The US government is collecting the phone records of millions of US customers of Verizon under a top secret court order. Read the Foreign Intelligence Surveillance Court order at The Guardian.
Via The Hill:
The information provided to the NSA did not include the content of conversations or customers’ identities but covered telephone numbers used and the length of calls.
The seizing of phone records by the NSA was first disclosed in 2006 during the Bush administration, and this is the first time it has been revealed that the practice was continued — and perhaps expanded — under President Obama.
An administration official defended the collection of data as a “critical tool in protecting the nation from terrorist threats to the United States.”
“It allows counter terrorism personnel to discover whether known or suspected terrorists have been in contact with other persons who may be engaged in terrorist activities, particularly people located inside the United States,” the official added.
The news that the administration has been conducting secret surveillance on millions of ordinary citizens comes amid intensifying scrutiny over the DOJ’s spying on Associated Press and Fox News reporters, delivering another blow to President Obama’s already bruised reputation on civil liberties.
The scope of the information being collected:
The document shows for the first time that under the Obama administration the communication records of millions of US citizens are being collected indiscriminately and in bulk – regardless of whether they are suspected of any wrongdoing.
The secret Foreign Intelligence Surveillance Court (Fisa) granted the order to the FBI on April 25, giving the government unlimited authority to obtain the data for a specified three-month period ending on July 19.
Under the terms of the blanket order, the numbers of both parties on a call are handed over, as is location data, call duration, unique identifiers, and the time and duration of all calls.
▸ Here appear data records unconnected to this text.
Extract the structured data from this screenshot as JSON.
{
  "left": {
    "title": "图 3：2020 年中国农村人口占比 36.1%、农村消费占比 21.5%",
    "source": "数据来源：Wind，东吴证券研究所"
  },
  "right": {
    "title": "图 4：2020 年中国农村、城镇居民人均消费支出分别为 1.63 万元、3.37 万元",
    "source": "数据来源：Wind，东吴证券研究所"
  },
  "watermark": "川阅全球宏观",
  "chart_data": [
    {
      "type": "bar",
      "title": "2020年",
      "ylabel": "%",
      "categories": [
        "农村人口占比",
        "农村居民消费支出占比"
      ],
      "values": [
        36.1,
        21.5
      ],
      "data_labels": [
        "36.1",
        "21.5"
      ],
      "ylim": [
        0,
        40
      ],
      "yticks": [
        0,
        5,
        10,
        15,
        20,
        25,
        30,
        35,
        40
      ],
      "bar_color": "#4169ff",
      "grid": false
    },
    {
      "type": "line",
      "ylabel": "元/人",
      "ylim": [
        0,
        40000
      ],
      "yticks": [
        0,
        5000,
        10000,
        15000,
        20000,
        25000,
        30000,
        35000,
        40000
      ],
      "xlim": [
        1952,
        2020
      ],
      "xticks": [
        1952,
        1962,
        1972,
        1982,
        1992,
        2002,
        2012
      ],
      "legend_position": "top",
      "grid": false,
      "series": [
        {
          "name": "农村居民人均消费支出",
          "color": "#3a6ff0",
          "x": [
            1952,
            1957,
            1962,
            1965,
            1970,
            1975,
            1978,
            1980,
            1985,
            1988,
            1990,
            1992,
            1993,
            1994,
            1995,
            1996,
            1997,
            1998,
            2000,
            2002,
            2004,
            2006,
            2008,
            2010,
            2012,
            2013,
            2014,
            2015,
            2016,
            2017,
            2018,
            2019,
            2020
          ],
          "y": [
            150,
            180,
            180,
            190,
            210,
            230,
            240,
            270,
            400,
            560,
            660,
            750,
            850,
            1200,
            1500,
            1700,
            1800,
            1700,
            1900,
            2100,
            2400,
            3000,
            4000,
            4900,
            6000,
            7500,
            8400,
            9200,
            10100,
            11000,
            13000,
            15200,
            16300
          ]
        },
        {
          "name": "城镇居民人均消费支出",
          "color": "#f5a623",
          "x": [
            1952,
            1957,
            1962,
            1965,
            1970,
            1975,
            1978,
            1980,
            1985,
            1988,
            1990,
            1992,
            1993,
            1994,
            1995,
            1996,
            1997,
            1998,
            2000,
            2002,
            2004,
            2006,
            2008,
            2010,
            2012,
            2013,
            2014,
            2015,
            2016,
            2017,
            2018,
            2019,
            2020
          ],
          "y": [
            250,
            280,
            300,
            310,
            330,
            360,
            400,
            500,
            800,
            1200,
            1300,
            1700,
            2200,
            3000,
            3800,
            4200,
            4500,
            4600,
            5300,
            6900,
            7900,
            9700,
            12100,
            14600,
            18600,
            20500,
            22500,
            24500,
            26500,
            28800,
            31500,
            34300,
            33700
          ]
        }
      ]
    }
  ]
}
The contents of the conversation itself are not covered.
AP:
The order was granted by the secret Foreign Intelligence Surveillance Court on April 25 and is good until July 19, Britain's Guardian newspaper reported Wednesday. The order requires Verizon, one of the nation's largest telecommunications companies, on an "ongoing, daily basis" to give the NSA information on all telephone calls in its systems, both within the U.S. and between the U.S. and other countries.
NYT:
For several years, two Democrats on the Senate Intelligence Committee, Senator Ron Wyden of Oregon and Senator Mark Udall of Colorado, have been cryptically warning that the government was interpreting its surveillance powers under that section of the Patriot Act in a way that would be alarming to the public if it knew about it.
“We believe most Americans would be stunned to learn the details of how these secret court opinions have interpreted Section 215 of the Patriot Act,” they wrote last year in a letter to Attorney General Eric H. Holder Jr.
They added: “As we see it, there is now a significant gap between what most Americans think the law allows and what the government secretly claims the law allows. This is a problem, because it is impossible to have an informed public debate about what the law should say when the public doesn’t know what its government thinks the law says.”
A spokesman for Senator Wyden did not respond Wednesday to a request for comment on the Verizon order.
The senators were angry because the Obama administration described Section 215 orders as being similar to a grand jury subpoena for obtaining business records, like a suspect’s hotel or credit card records, in the course of an ordinary criminal investigation. The senators said the secret interpretation of the law was nothing like that.
As evidenced by the massive headlines and discussions dedicated to this newly revealed secret court order, even die-hard Obama supporters are showing no mercy to his administration over this expanded domestic surveillance.
The last thing the Obama administration needed at this time was yet another scandal to deal with, on top of the ones that have been rocking Washington for the last month.